The low volatility risk-on context persisted this morning. China Q4 GDP growth and December data suggested that activity was bottoming as trade tensions eased, supporting a benign global investor sentiment. At the same time, recent global price and activity data weren’t strong enough for the likes of the Fed and the ECB to consider leaving an accommodative wait-and-see policy stance. Core yields stayed in consolidation mode during the European morning session. Early morning US data showed a huge jump in US housing starts (+ 16.9% M/M vs 1.1% expected). (Bond) markets mostly don’t react much to housing data, but the outsized surprise this time triggered some modest selling of US Treasuries. The US yield curve bear steppes with yields rising between 0.5 bp (2-y) and 4.5 bp (30-y). Bunds outperform Treasuries with German yields up to 1 bp (10-30y). Intra-EMU spreads mostly show a limited tightening of spreads with Italy outperforming (-6 bp) (cf infra).
The cautious post-payrolls EUR/USD ‘uptrend’ already showed some cracks as the dollar received support from a series of solid US eco data. This trend continued today. The pair already came under further pressure in Europe this morning and the dollar extended gains after strong US housing starts this afternoon. EUR/USD is testing the 1.11 big figure. At the same time some underlying euro weakness was probably also in play. USD/JPY hardly profits from the rise in US yields, the pair hovers in a tight range just above 110.
Today’s December UK retail sales attracted more than average investor interest. Of late, several BoE MPC members indicated that they were moving ever closer to supporting an interest rate cut if UK eco data don’t improve soon. Recent UK eco data suggested that growth came to a standstill at the end of last year, maybe even worse. Inflation also drifted further away from the 2% BoE inflation target. In this context, investors were keen to see whether UK consumers found a better footing during the last days of the election campaign and immediately after the vote which at last brought clarity on Brexit. The market expected a rebound of more than 0.5% after a decline in sales in the previous months. The hope was in vain. Sales declined further in December (-0.8% M/M ex auto fuel) and the November figure was revised even further into negative territory (-0.8% M/M). Gilts initially declined an additional 2-3 bps for the 2-10 y maturities. The market now discounts about 70% of a January 30 rate cut. Still, the negative impact on sterling was very modest. Sterling traders this morning apparently prepared for a solid sales report. EUR/GBP temporarily filled bids below 0.85 before the retail sales release. EUR/GBP briefly spiked to the 0.8530 area, but the damage for sterling remains contained. EUR/GBP currently trades in the 0.8500 area. Cable hovers in the 1.30 area amid broader USD strength.
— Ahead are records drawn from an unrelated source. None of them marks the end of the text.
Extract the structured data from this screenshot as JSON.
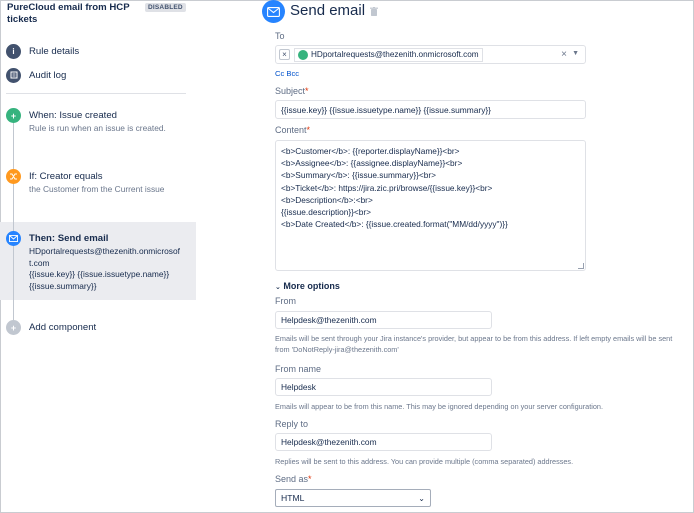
{
  "rule": {
    "title": "PureCloud email from HCP tickets",
    "status_badge": "DISABLED"
  },
  "nav": {
    "rule_details": "Rule details",
    "audit_log": "Audit log"
  },
  "steps": {
    "trigger": {
      "title": "When: Issue created",
      "desc": "Rule is run when an issue is created."
    },
    "condition": {
      "title": "If: Creator equals",
      "desc": "the Customer from the Current issue"
    },
    "action": {
      "title": "Then: Send email",
      "line1": "HDportalrequests@thezenith.onmicrosoft.com",
      "line2": "{{issue.key}} {{issue.issuetype.name}}",
      "line3": "{{issue.summary}}"
    },
    "add": {
      "title": "Add component"
    }
  },
  "editor": {
    "title": "Send email",
    "to": {
      "label": "To",
      "chip": "HDportalrequests@thezenith.onmicrosoft.com",
      "cc_bcc": "Cc Bcc"
    },
    "subject": {
      "label": "Subject",
      "value": "{{issue.key}} {{issue.issuetype.name}} {{issue.summary}}"
    },
    "content": {
      "label": "Content",
      "lines": [
        "<b>Customer</b>: {{reporter.displayName}}<br>",
        "<b>Assignee</b>: {{assignee.displayName}}<br>",
        "<b>Summary</b>: {{issue.summary}}<br>",
        "<b>Ticket</b>: https://jira.zic.pri/browse/{{issue.key}}<br>",
        "<b>Description</b>:<br>",
        "{{issue.description}}<br>",
        "<b>Date Created</b>: {{issue.created.format(\"MM/dd/yyyy\")}}"
      ]
    },
    "more_options": "More options",
    "from": {
      "label": "From",
      "value": "Helpdesk@thezenith.com",
      "help": "Emails will be sent through your Jira instance's provider, but appear to be from this address. If left empty emails will be sent from 'DoNotReply-jira@thezenith.com'"
    },
    "from_name": {
      "label": "From name",
      "value": "Helpdesk",
      "help": "Emails will appear to be from this name. This may be ignored depending on your server configuration."
    },
    "reply_to": {
      "label": "Reply to",
      "value": "Helpdesk@thezenith.com",
      "help": "Replies will be sent to this address. You can provide multiple (comma separated) addresses."
    },
    "send_as": {
      "label": "Send as",
      "value": "HTML"
    }
  },
  "colors": {
    "trigger": "#36b37e",
    "condition": "#ff991f",
    "action": "#2684ff",
    "add": "#c1c7d0",
    "nav_icon": "#42526e"
  }
}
Italian bonds outperformed today after the country’s highest court rejected a proposed change in the electoral law. The proposal was a request from Salvini’s Lega Nord who wanted to hold a referendum to introduce a first-past-the-post system. Salvini obviously hoped to gather a landslide victory for the centre-right in such new system.
Iran’s supreme leader Ayatollah Ali Khamenei said that the country’s Revolutionary Guards can take their fight beyond Iran’s borders: “Resistance must continue until the region completely freed from the enemy’s tyranny.” Apart from the “US clowns”, he also targeted EU countries “who cannot be trusted” in nuclear negotiations.